Global Economics

Just in the Nick of Time: Fidelity Bans Short Volatility Funds

Retail investors can no longer trade short volatility funds at Fidelity.

The Financial Times reports Fidelity Bans Retail Investors from Trading Short Volatility.

“We have blocked opening trades [in SVXY],” said a Fidelity spokesperson. “You can’t buy them but you can sell them if you own them and we have increased margin requirements on other volatility ETFs to protect customers on outsized risk in this market environment.”

Short volatility funds including ZIV are also barred. XIV closed its doors following massive investor losses.

Just as it finally makes some bit of sense to consider shorting volatility, the brokerages ban the practice.

Here's the kicker. Fidelity will open volatility trading in the “foreseeable future provided the market co-operates.”

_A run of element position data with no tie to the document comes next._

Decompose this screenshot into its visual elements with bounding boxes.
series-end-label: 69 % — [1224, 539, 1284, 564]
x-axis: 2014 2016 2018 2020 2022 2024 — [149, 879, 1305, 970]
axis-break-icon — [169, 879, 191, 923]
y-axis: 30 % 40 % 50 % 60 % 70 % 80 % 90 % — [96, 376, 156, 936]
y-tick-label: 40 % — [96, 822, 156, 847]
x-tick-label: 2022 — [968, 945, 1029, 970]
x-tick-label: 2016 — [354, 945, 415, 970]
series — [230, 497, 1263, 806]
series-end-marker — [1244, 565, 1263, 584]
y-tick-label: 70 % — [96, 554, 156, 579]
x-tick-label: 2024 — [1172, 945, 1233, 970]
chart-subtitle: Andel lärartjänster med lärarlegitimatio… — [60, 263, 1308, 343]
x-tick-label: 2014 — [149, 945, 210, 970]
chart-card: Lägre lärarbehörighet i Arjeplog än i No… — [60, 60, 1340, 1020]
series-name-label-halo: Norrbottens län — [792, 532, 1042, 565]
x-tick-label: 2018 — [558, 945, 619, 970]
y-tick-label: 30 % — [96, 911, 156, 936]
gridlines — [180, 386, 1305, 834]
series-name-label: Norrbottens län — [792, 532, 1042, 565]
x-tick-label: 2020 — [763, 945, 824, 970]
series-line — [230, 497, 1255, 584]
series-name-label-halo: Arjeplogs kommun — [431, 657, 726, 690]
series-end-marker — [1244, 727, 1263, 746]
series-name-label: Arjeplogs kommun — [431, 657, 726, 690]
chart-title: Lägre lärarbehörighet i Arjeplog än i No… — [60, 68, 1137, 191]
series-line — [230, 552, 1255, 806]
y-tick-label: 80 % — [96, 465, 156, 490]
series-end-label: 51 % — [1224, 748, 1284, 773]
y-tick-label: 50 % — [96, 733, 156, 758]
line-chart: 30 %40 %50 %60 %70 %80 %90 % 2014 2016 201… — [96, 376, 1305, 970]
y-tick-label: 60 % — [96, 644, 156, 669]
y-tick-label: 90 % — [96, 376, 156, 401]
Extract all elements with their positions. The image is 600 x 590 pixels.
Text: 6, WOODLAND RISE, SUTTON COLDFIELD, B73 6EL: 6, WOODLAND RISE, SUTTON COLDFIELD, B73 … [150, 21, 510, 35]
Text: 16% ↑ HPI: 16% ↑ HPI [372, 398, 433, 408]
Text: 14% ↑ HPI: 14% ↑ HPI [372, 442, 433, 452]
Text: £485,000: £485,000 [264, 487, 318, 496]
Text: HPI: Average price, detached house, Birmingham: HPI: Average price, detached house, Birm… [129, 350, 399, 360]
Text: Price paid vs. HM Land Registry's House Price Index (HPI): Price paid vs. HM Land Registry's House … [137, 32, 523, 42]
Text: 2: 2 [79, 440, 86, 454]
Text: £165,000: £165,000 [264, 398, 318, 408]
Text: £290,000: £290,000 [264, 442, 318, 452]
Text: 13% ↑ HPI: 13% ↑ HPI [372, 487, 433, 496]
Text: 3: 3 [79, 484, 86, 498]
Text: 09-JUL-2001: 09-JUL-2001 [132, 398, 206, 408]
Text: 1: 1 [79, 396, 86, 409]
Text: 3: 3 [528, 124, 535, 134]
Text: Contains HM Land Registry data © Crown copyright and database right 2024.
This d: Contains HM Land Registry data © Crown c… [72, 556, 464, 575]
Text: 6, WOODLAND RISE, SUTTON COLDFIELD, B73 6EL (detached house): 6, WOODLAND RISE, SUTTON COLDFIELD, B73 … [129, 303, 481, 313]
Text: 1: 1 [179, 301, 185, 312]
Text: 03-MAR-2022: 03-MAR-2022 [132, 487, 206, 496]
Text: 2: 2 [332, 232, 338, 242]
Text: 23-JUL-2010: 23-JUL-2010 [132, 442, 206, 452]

In other words, if volatility declines you can get back in.

What a hoot.

Mike "Mish" Shedlock

9 Responses

  • tim2

    Feb 9, 2018

    Retail investors should ban Fidelity

  • DFWRealEstate

    Feb 9, 2018


  • Bam_Man

    Feb 9, 2018

    But it's for your own good, muppets.

  • Snow_Dog

    Feb 9, 2018

    In other news, no sign of any horses, but ranchers report the gate to the corral has been securely shut.

  • Carl_R

    Feb 10, 2018

    Odd. I was actually thinking that now might be a good time to short volatility. I won't, because I really don't understand what I'm doing, and I really don't have time to figure it out at the moment, but it's much more of an interesting idea than a month ago.

  • Six000mileyear

    Feb 10, 2018

    When I was holding a winning hand in double inverse BKS in 2008, Short selling was suspended in all banks shares for a month, and the ETF value went into hard reverse. I held on until the ban was lifted, and still made nearly $100K on the trade. History is repeating, and much closer to the top. Even with a better than 75% chance of predicting the direction of the market is of no advantage considering not knowing when and which rules will be changed. Given the sudden rule change so early in the bear market, short sellers will think twice about taking a position. Short sellers are the only class of speculators REQUIRED to buy stocks. Without that buying support, markets will fall faster.

  • Mike Mish Shedlock

    Feb 10, 2018

    " Short sellers are the only class of speculators REQUIRED to buy stocks. Without that buying support, markets will fall faster." Precisely

  • Sechel

    Feb 11, 2018

    this isn't investing its's gambling. just because you can take a position long or short doesn't make it an investment. reminds me of the banned bucket shop trading

  • xil

    Feb 12, 2018

    "Captain Renault: I'm shocked, shocked to find that gambling is going on in here! [a croupier hands Renault a pile of money]. Croupier: Your winnings, sir. Captain Renault: Oh, thank you very much."